Your Voice Matters (Even When They Act Like It Doesn’t)

Public meetings don’t exactly have a reputation for being welcoming.

If you've ever sat through a four-hour zoning meeting, you know the drill. The mic doesn’t work, and the jargon flies. And if you're not already part of the process, or a frequent flyer at City Hall, it can feel like there’s no space for you. But here’s the thing: development decisions made today will shape our neighborhoods for decades. And right now, far too many people are left out of those decisions.

You shouldn’t have to be a policy expert or own property to have a say in what gets built on your block. You just have to live there. Or work nearby. Or care about the community.

That’s enough.

Development isn't neutral. It affects who can afford to live here. Whether there’s a grocery store in walking distance. How safe it feels to cross the street. What happens to the tree canopy when a new building goes up. And whether people who’ve lived in a place for generations still feel like they belong.

When only the loudest or most connected voices shape development, the result is predictable: new projects get watered down, blocked, or reshaped to meet the comfort of the few, not the needs of the many.

So why don’t more people show up?

Because the process wasn’t designed for them. Public hearings are often held at times that conflict with work schedules or childcare. Materials are rarely translated. Planning documents read like legal contracts. And even when people do make the effort to show up, they’re often dismissed as emotional, uninformed, or off-topic.

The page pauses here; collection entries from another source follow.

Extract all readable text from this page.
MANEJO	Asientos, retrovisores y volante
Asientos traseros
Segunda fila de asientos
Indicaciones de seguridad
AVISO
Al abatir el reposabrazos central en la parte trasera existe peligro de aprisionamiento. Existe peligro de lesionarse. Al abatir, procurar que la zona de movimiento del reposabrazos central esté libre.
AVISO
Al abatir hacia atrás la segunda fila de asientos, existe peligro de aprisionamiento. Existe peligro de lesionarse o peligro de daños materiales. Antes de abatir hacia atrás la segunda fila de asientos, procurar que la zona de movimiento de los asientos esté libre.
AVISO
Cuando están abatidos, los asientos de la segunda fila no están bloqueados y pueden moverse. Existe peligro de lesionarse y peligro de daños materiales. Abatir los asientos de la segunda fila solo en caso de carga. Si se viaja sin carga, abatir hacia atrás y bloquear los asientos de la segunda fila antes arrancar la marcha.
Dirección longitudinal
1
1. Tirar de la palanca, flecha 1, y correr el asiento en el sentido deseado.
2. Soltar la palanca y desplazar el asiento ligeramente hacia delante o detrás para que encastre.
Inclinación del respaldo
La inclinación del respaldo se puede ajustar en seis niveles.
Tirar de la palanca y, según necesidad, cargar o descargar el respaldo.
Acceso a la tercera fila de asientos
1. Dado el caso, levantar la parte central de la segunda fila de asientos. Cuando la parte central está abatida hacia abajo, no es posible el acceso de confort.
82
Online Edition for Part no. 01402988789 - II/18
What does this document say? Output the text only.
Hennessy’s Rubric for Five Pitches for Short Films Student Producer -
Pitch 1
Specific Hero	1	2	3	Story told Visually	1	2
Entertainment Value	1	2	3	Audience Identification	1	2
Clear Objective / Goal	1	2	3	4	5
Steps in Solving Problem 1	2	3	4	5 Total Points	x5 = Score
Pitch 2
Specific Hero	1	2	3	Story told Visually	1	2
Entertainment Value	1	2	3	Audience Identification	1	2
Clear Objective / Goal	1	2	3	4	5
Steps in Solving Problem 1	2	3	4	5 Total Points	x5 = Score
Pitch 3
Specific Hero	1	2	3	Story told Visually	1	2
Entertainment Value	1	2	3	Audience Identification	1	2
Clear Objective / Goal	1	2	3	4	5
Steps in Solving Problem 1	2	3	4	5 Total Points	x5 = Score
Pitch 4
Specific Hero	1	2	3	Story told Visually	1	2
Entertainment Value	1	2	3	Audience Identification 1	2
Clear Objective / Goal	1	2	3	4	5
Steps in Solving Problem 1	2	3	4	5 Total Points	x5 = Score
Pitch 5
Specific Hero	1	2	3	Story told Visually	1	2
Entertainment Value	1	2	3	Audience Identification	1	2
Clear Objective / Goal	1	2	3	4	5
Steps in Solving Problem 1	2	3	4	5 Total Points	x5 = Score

Which is hilarious because the people who live in a place are usually the ones that know what it needs. It makes sense, right? They know where the sidewalk ends. Which bus routes skip their neighborhood. How much the rent has gone up. Where the trees were cut down. And where the light stays on too late, or not at all.

That kind of knowledge gets treated like simple anecdotes, but in reality, that's a data gold mine. The kind of data that rarely makes it into planning reports but absolutely should.

Public participation, when done right, makes development better. Plans that include diverse voices are more likely to reflect the real needs of the community. They help planners spot problems early, avoid costly opposition later, and build projects that actually serve the people they’re meant to serve.

In fact, research from the Urban Institute has shown that meaningful community engagement leads to stronger policy outcomes, longer-lasting neighborhood stability, and increased trust in local institutions. Their studies have documented how engagement efforts improve everything from transportation access to affordable housing policy.

So how do we do it better?

We start by acknowledging who’s been left out. Renters. Young people. People with disabilities. Immigrants. Low-income residents. People working two jobs who don’t have time to read a 200-page staff report or attend a 3 p.m. hearing.

Then we shift the burden. We stop asking people to come to us and start bringing the process to them. That means holding meetings in neighborhoods, not just City Hall. Offering child care and food. Creating online options. Using plain language. Listening more than we speak.

And we reimagine what participation looks like. It’s not just a public comment period. It’s co-creation. It’s small conversations. It’s surveys, art projects, school visits, bus stop flyers, WhatsApp group chats, and trusted community leaders serving as connectors. It's making planning feel less like a courtroom and more like a conversation.

Real participation is about power, and when power is shared, development gets better. Not just for the few who always show up, but for the many who’ve been told, implicitly or otherwise, that they don’t belong in the room.

If you’ve never been to a planning meeting, that’s okay. But know this: your lived experience is valid. Your neighborhood observations are valid. Your hopes for your community are valid.